Dr. Rebecca Shasanmi Ellis is an Assistant Professor at Georgetown University’s School of Nursing. Her long-term research aim is to explore the intersections of health workforce/systems development, mental health, and structural determinants to alleviate health disparities in underserved and developing communities globally.
Dr. Ellis’ background as a field-trained health professional for over 20 years (15 years post MPH), with program management and implementation science experience in research, education, health system development, and policy uniquely position her to execute and manage interprofessional programing. She is currently chair-elect of the Public Health Nursing (PHN) Section of the American Public Health Association (APHA) and serves on the Council of Public Health Nursing Organizations. Before her transition to Georgetown, she was an instructor at Emory University since 2018; and provided care as a registered nurse at SisterLove, Inc. (first Black women’s HIV org in the south) and Our House Health (formerly CAPN Clinics; free clinics in homeless shelters) in mental health and women’s health in Atlanta, GA.
As a mental health triage nurse and Community Resiliency Model Teacher since 2019, Dr. Ellis has taught nurses and other clinical/public health/social service providers about managing their own psychological symptoms and sharing these resiliency skills for more equitable patient centered care in facility and community-based care in medical-surgical, obstetrics, pediatrics, and mental health for patient care/education. Her research has two threads: 1) Bioethics – moral distress and mental health (anxiety/depression) experiences of healthcare workers who worked during COVID-19 response, and the relationship to structural racism (proxy chronic workplace discrimination) brings forward how healthcare organizations must respond to a broader array of structural constraints to health worker well-being and patient outcomes. 2) Health services/disparities – how patient health outcomes are impacted by social determinants and health services delivery.
Dr. Ellis has also worked on health systems readiness to provide maternal and child health services globally and domestically since 2006. Notably in 2014 working as project manager for a $9M USD grant at the World Health Organization Nigeria, addressing frontline reproductive health worker shortages during Ebola. She is also research collaborating consultant at the Center for Patient Safety at the University of Sao Paulo College of Nursing, Ribeirao Preto since 2014. Dr. Ellis is experienced at the international, regional, national, and sub-national level in public health research and education; health workforce development; program coordination and technical assistance. Her attention to partnership development and community-based participatory action has brought innovation to curriculum/training design, policy and operating procedure development within organizations she has worked for.

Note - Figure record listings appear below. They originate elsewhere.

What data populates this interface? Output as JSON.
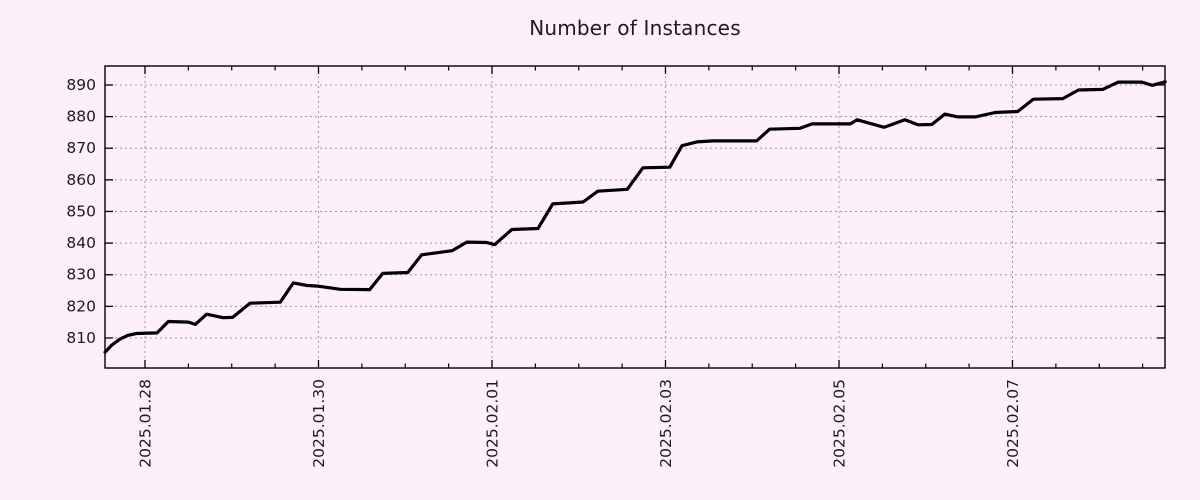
{
  "chart_data": {
    "type": "line",
    "title": "Number of Instances",
    "legend": "none",
    "grid": "dotted",
    "colors": {
      "background": "#fdf0f8",
      "line": "#000000",
      "grid": "#9b9b9b",
      "axis": "#000000",
      "text": "#1c1c1c"
    },
    "x_axis": {
      "range_days": [
        -0.461,
        11.758
      ],
      "minor_tick_interval_days": 0.5,
      "major_ticks": [
        {
          "day": 0,
          "label": "2025.01.28"
        },
        {
          "day": 2,
          "label": "2025.01.30"
        },
        {
          "day": 4,
          "label": "2025.02.01"
        },
        {
          "day": 6,
          "label": "2025.02.03"
        },
        {
          "day": 8,
          "label": "2025.02.05"
        },
        {
          "day": 10,
          "label": "2025.02.07"
        }
      ]
    },
    "y_axis": {
      "range": [
        800.5,
        896
      ],
      "ticks": [
        810,
        820,
        830,
        840,
        850,
        860,
        870,
        880,
        890
      ]
    },
    "series": [
      {
        "name": "instances",
        "color": "#000000",
        "points": [
          [
            -0.46,
            805.5
          ],
          [
            -0.38,
            807.8
          ],
          [
            -0.29,
            809.6
          ],
          [
            -0.2,
            810.8
          ],
          [
            -0.1,
            811.4
          ],
          [
            0.14,
            811.6
          ],
          [
            0.27,
            815.2
          ],
          [
            0.5,
            815.0
          ],
          [
            0.58,
            814.3
          ],
          [
            0.71,
            817.5
          ],
          [
            0.9,
            816.4
          ],
          [
            1.01,
            816.5
          ],
          [
            1.21,
            821.0
          ],
          [
            1.56,
            821.3
          ],
          [
            1.71,
            827.4
          ],
          [
            1.87,
            826.6
          ],
          [
            1.99,
            826.4
          ],
          [
            2.25,
            825.4
          ],
          [
            2.59,
            825.3
          ],
          [
            2.74,
            830.4
          ],
          [
            3.03,
            830.7
          ],
          [
            3.19,
            836.3
          ],
          [
            3.54,
            837.6
          ],
          [
            3.71,
            840.3
          ],
          [
            3.94,
            840.2
          ],
          [
            4.03,
            839.5
          ],
          [
            4.23,
            844.3
          ],
          [
            4.53,
            844.6
          ],
          [
            4.7,
            852.4
          ],
          [
            5.05,
            853.0
          ],
          [
            5.22,
            856.4
          ],
          [
            5.56,
            857.0
          ],
          [
            5.74,
            863.8
          ],
          [
            6.05,
            864.0
          ],
          [
            6.19,
            870.8
          ],
          [
            6.36,
            872.0
          ],
          [
            6.55,
            872.3
          ],
          [
            7.05,
            872.3
          ],
          [
            7.2,
            876.0
          ],
          [
            7.55,
            876.3
          ],
          [
            7.69,
            877.7
          ],
          [
            8.13,
            877.7
          ],
          [
            8.21,
            879.0
          ],
          [
            8.52,
            876.6
          ],
          [
            8.76,
            879.0
          ],
          [
            8.91,
            877.4
          ],
          [
            9.07,
            877.5
          ],
          [
            9.22,
            880.8
          ],
          [
            9.37,
            879.9
          ],
          [
            9.57,
            879.9
          ],
          [
            9.8,
            881.3
          ],
          [
            10.06,
            881.6
          ],
          [
            10.24,
            885.5
          ],
          [
            10.58,
            885.7
          ],
          [
            10.76,
            888.4
          ],
          [
            11.04,
            888.6
          ],
          [
            11.22,
            890.9
          ],
          [
            11.49,
            890.9
          ],
          [
            11.61,
            889.9
          ],
          [
            11.76,
            891.0
          ]
        ]
      }
    ]
  }
}
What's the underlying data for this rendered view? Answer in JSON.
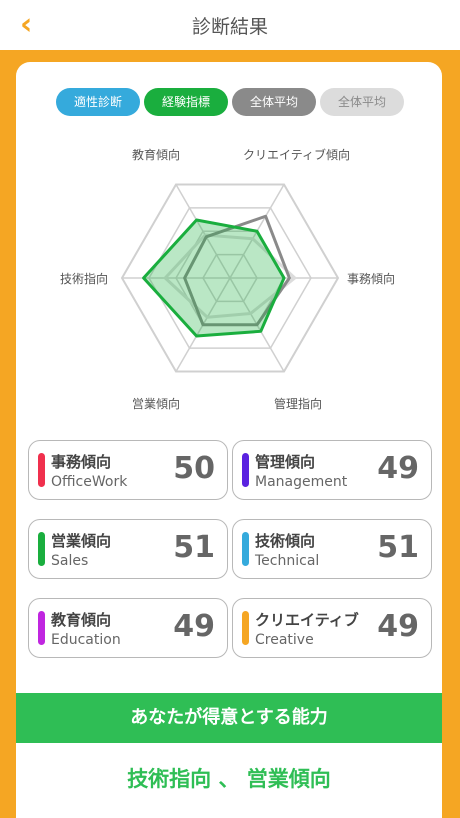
{
  "nav": {
    "back_icon": "chevron-left",
    "title": "診断結果"
  },
  "tabs": [
    {
      "label": "適性診断",
      "color": "#35aadc"
    },
    {
      "label": "経験指標",
      "color": "#1aae3e"
    },
    {
      "label": "全体平均",
      "color": "#8a8a8a"
    },
    {
      "label": "全体平均",
      "color": "#dcdcdc"
    }
  ],
  "radar": {
    "axes": [
      "教育傾向",
      "クリエイティブ傾向",
      "事務傾向",
      "管理指向",
      "営業傾向",
      "技術指向"
    ],
    "series": [
      {
        "values": [
          0.62,
          0.5,
          0.5,
          0.57,
          0.62,
          0.8
        ],
        "color": "#1aae3e"
      },
      {
        "values": [
          0.44,
          0.66,
          0.55,
          0.5,
          0.5,
          0.42
        ],
        "color": "#8a8a8a"
      },
      {
        "values": [
          0.46,
          0.42,
          0.6,
          0.38,
          0.42,
          0.6
        ],
        "color": "#dcdcdc"
      }
    ]
  },
  "stats": [
    {
      "jp": "事務傾向",
      "en": "OfficeWork",
      "value": "50",
      "color": "#f0304d"
    },
    {
      "jp": "管理傾向",
      "en": "Management",
      "value": "49",
      "color": "#5a22e0"
    },
    {
      "jp": "営業傾向",
      "en": "Sales",
      "value": "51",
      "color": "#1aae3e"
    },
    {
      "jp": "技術傾向",
      "en": "Technical",
      "value": "51",
      "color": "#35aadc"
    },
    {
      "jp": "教育傾向",
      "en": "Education",
      "value": "49",
      "color": "#c026e0"
    },
    {
      "jp": "クリエイティブ",
      "en": "Creative",
      "value": "49",
      "color": "#f5a623"
    }
  ],
  "strength": {
    "title": "あなたが得意とする能力",
    "value": "技術指向 、 営業傾向"
  }
}
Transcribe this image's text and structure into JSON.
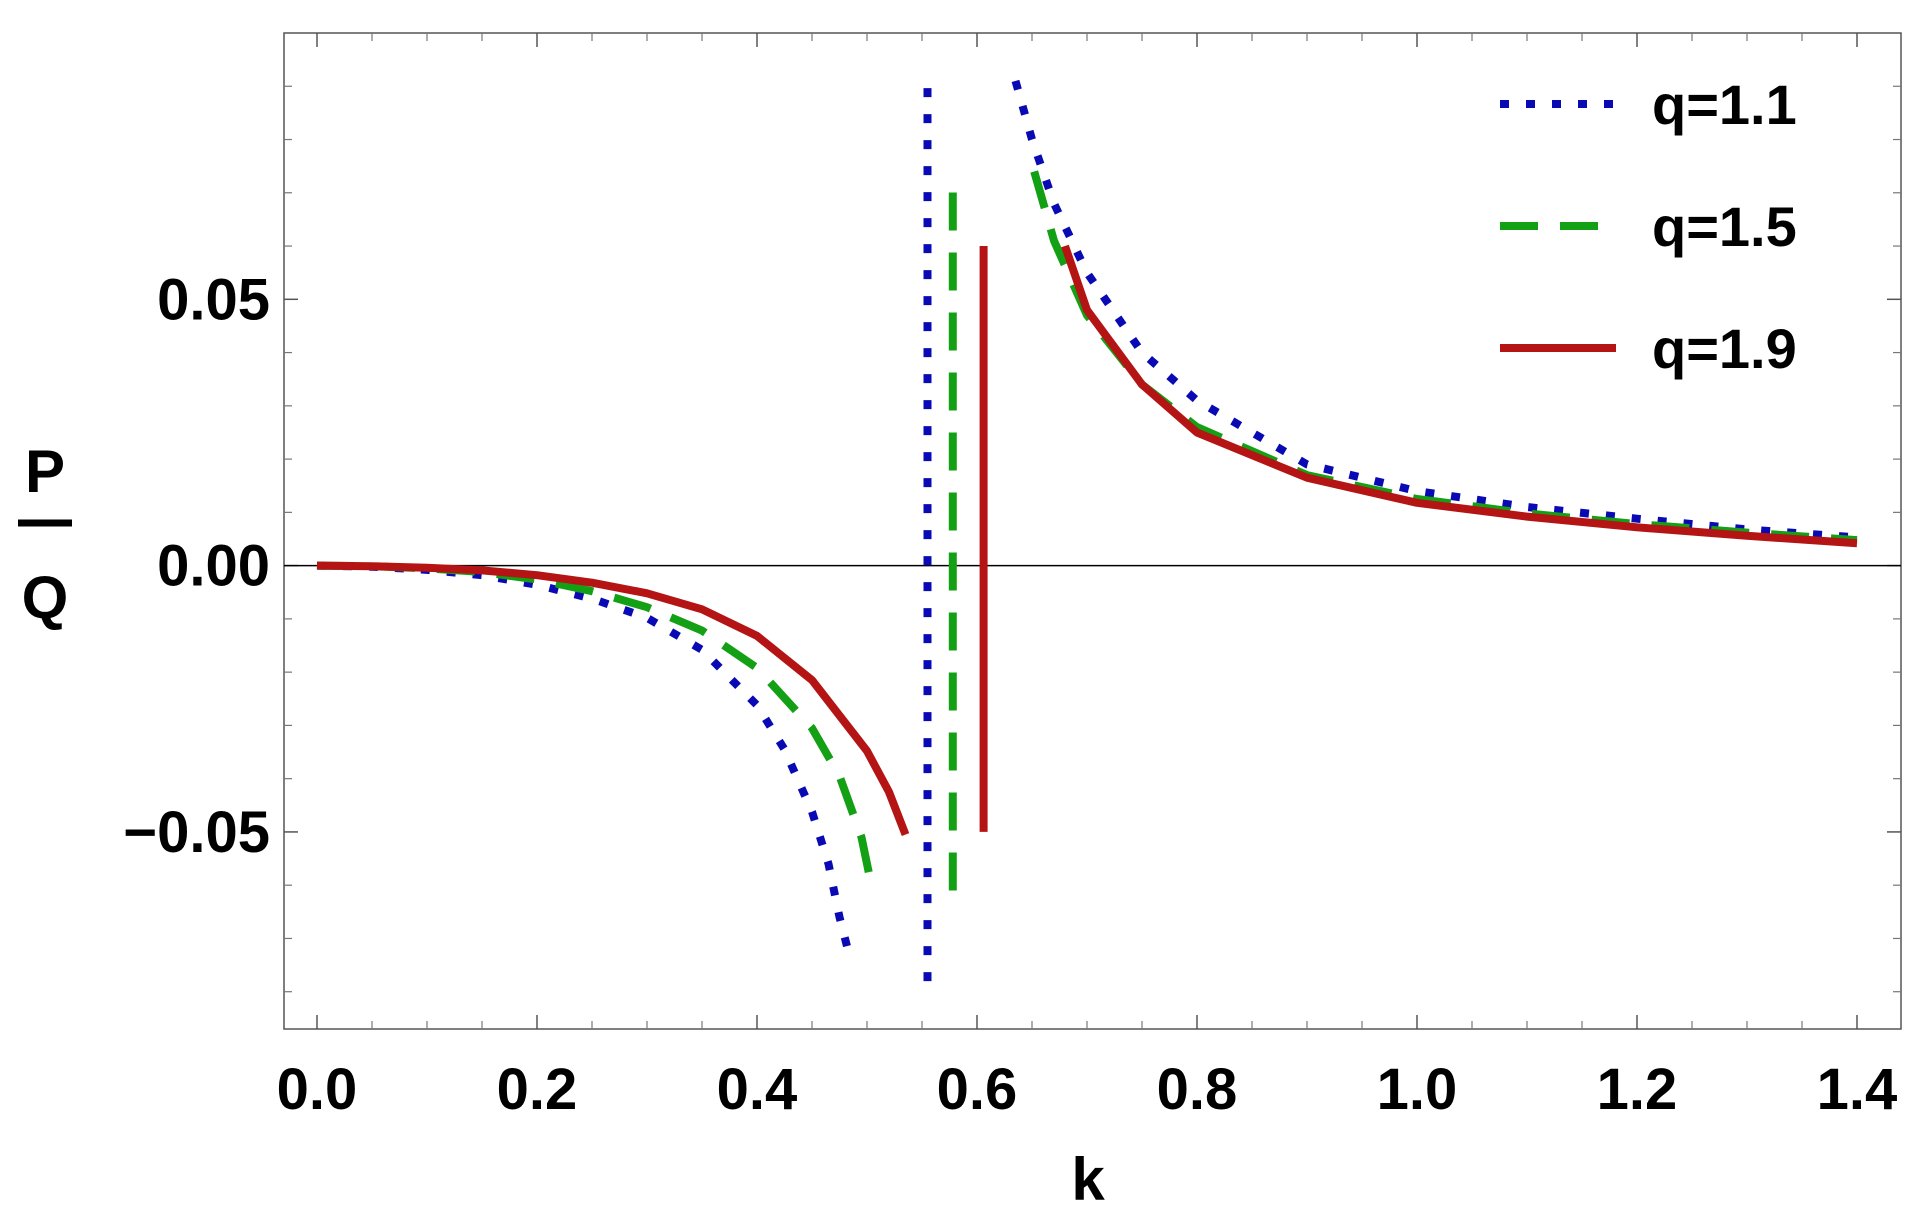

Dr. Ellis has taught in courses such as Social Responsibility & Bioethics, Public Health Nursing, Psychiatric and Mental Health Nursing, Fundamentals of Public Health, Health Care Delivery in Developing Countries, Implementation Science for Global Health, and Research Methods. Dr. Ellis has a proven ability to teach, inspire, and lead program and research implementations that deliver solutions improving scope and capacity to meet organizational objectives in health systems strengthening, university education, and health promotion in communities globally.